Americans live in debt and they are dying in debt as well. In fact, they are dying with an average of $62,000 of debt

“You’re probably going to die with some debt to your name. Most people do. In fact, “73 percent of consumers had outstanding debt when they were reported as dead, according to December 2016 data provided to Credit.com by credit bureau Experian. Those consumers carried an average total balance of $61,554, including mortgage debt. Excluding home loans, the average balance was $12,875,” Credit.com reported.

So what happens to your debt when you die?

Most often the debt will fall to your survivors, unless, of course, you have a plan — a plan to handle your debt once you’re gone. “It’s called estate planning and will involve you writing out a will, which is a basic document explaining who gets what and who’s in charge of your estate after your death,” Credit.com reported.

Your appointed personal representative or estate executor will be responsible for dealing with your creditors and paying them from your estate.

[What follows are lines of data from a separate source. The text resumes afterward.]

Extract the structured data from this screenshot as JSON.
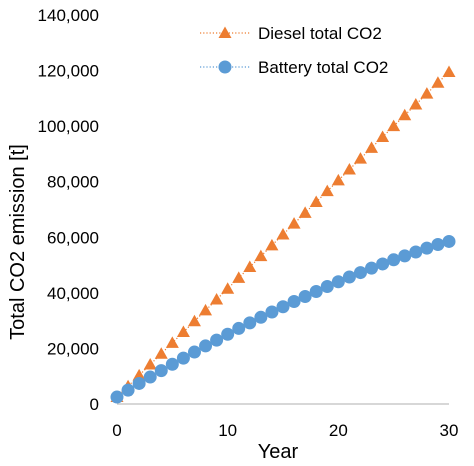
{
  "chart_data": {
    "type": "line",
    "title": "",
    "xlabel": "Year",
    "ylabel": "Total CO2 emission [t]",
    "xlim": [
      0,
      30
    ],
    "ylim": [
      0,
      140000
    ],
    "x_ticks": [
      0,
      10,
      20,
      30
    ],
    "y_ticks": [
      0,
      20000,
      40000,
      60000,
      80000,
      100000,
      120000,
      140000
    ],
    "y_tick_labels": [
      "0",
      "20,000",
      "40,000",
      "60,000",
      "80,000",
      "100,000",
      "120,000",
      "140,000"
    ],
    "grid": false,
    "legend_position": "top-right",
    "x": [
      0,
      1,
      2,
      3,
      4,
      5,
      6,
      7,
      8,
      9,
      10,
      11,
      12,
      13,
      14,
      15,
      16,
      17,
      18,
      19,
      20,
      21,
      22,
      23,
      24,
      25,
      26,
      27,
      28,
      29,
      30
    ],
    "series": [
      {
        "name": "Diesel total CO2",
        "color": "#ED7D31",
        "marker": "triangle",
        "line_style": "dotted",
        "values": [
          2500,
          6400,
          10300,
          14200,
          18100,
          22000,
          25900,
          29800,
          33700,
          37600,
          41500,
          45400,
          49300,
          53200,
          57100,
          61000,
          64900,
          68800,
          72700,
          76600,
          80500,
          84400,
          88300,
          92200,
          96100,
          100000,
          103900,
          107800,
          111700,
          115600,
          119500
        ]
      },
      {
        "name": "Battery total CO2",
        "color": "#5B9BD5",
        "marker": "circle",
        "line_style": "dotted",
        "values": [
          2500,
          5000,
          7400,
          9700,
          12000,
          14300,
          16500,
          18700,
          20900,
          23000,
          25100,
          27200,
          29200,
          31200,
          33100,
          35000,
          36900,
          38700,
          40500,
          42300,
          44000,
          45700,
          47300,
          48900,
          50400,
          51900,
          53300,
          54700,
          56100,
          57400,
          58500
        ]
      }
    ]
  }
}
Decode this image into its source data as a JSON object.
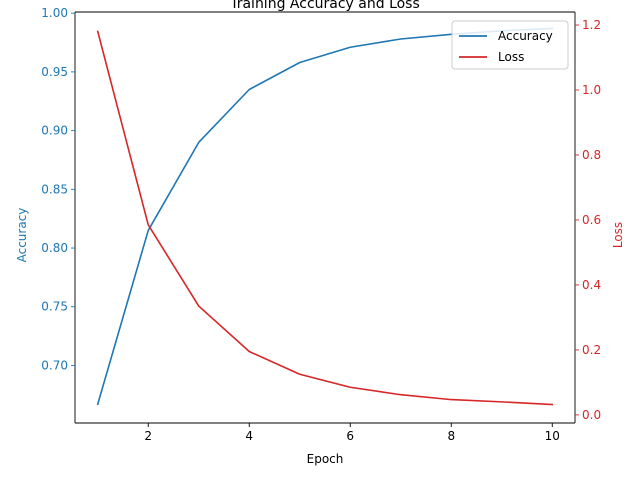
{
  "chart_data": {
    "type": "line",
    "title": "Training Accuracy and Loss",
    "xlabel": "Epoch",
    "ylabel_left": "Accuracy",
    "ylabel_right": "Loss",
    "x": [
      1,
      2,
      3,
      4,
      5,
      6,
      7,
      8,
      9,
      10
    ],
    "xlim": [
      0.55,
      10.45
    ],
    "x_ticks": [
      2,
      4,
      6,
      8,
      10
    ],
    "ylim_left": [
      0.651,
      1.001
    ],
    "y_ticks_left": [
      0.7,
      0.75,
      0.8,
      0.85,
      0.9,
      0.95,
      1.0
    ],
    "ylim_right": [
      -0.025,
      1.24
    ],
    "y_ticks_right": [
      0.0,
      0.2,
      0.4,
      0.6,
      0.8,
      1.0,
      1.2
    ],
    "series": [
      {
        "name": "Accuracy",
        "axis": "left",
        "color": "#1f77b4",
        "values": [
          0.667,
          0.815,
          0.89,
          0.935,
          0.958,
          0.971,
          0.978,
          0.982,
          0.985,
          0.987
        ]
      },
      {
        "name": "Loss",
        "axis": "right",
        "color": "#d62728",
        "values": [
          1.18,
          0.585,
          0.335,
          0.195,
          0.125,
          0.085,
          0.062,
          0.047,
          0.04,
          0.032
        ]
      }
    ],
    "legend": "top-right",
    "grid": false
  }
}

“There are situations where heirs may not receive anything. This is because the deceased’s debts outweigh their assets. In that case, creditors may not receive anything, either. That’s because creditors can make legal claims against the estate, but they can’t go after your inheritors. Once the estate’s money is gone, there’s nothing left to pay them. But the good news is that they can’t go after your loved ones to make up any difference,” TK reported.

What kind of debt do people leave behind: credit cards, $4,531; auto loans, $17,111; personal loans, $14,793; and student loans, $25,391, according to CBS News.

When having major debt like most Americans are holding, getting ready for the future when you aren’t here is important.

“If you don’t write a will, your state of residence will write one for you should you pass away,” said James M. Matthews, a certified financial planner and managing director of Blueprint, a financial planning firm in Charlotte, North Carolina. “Odds are the state laws and your wishes are different.”

It can also get expensive to have these matters determined by the courts, and administrative costs get paid before creditors and beneficiaries. If you’d like to provide for your loved ones after you die, you won’t want court costs and outstanding debts to eat away at your estate.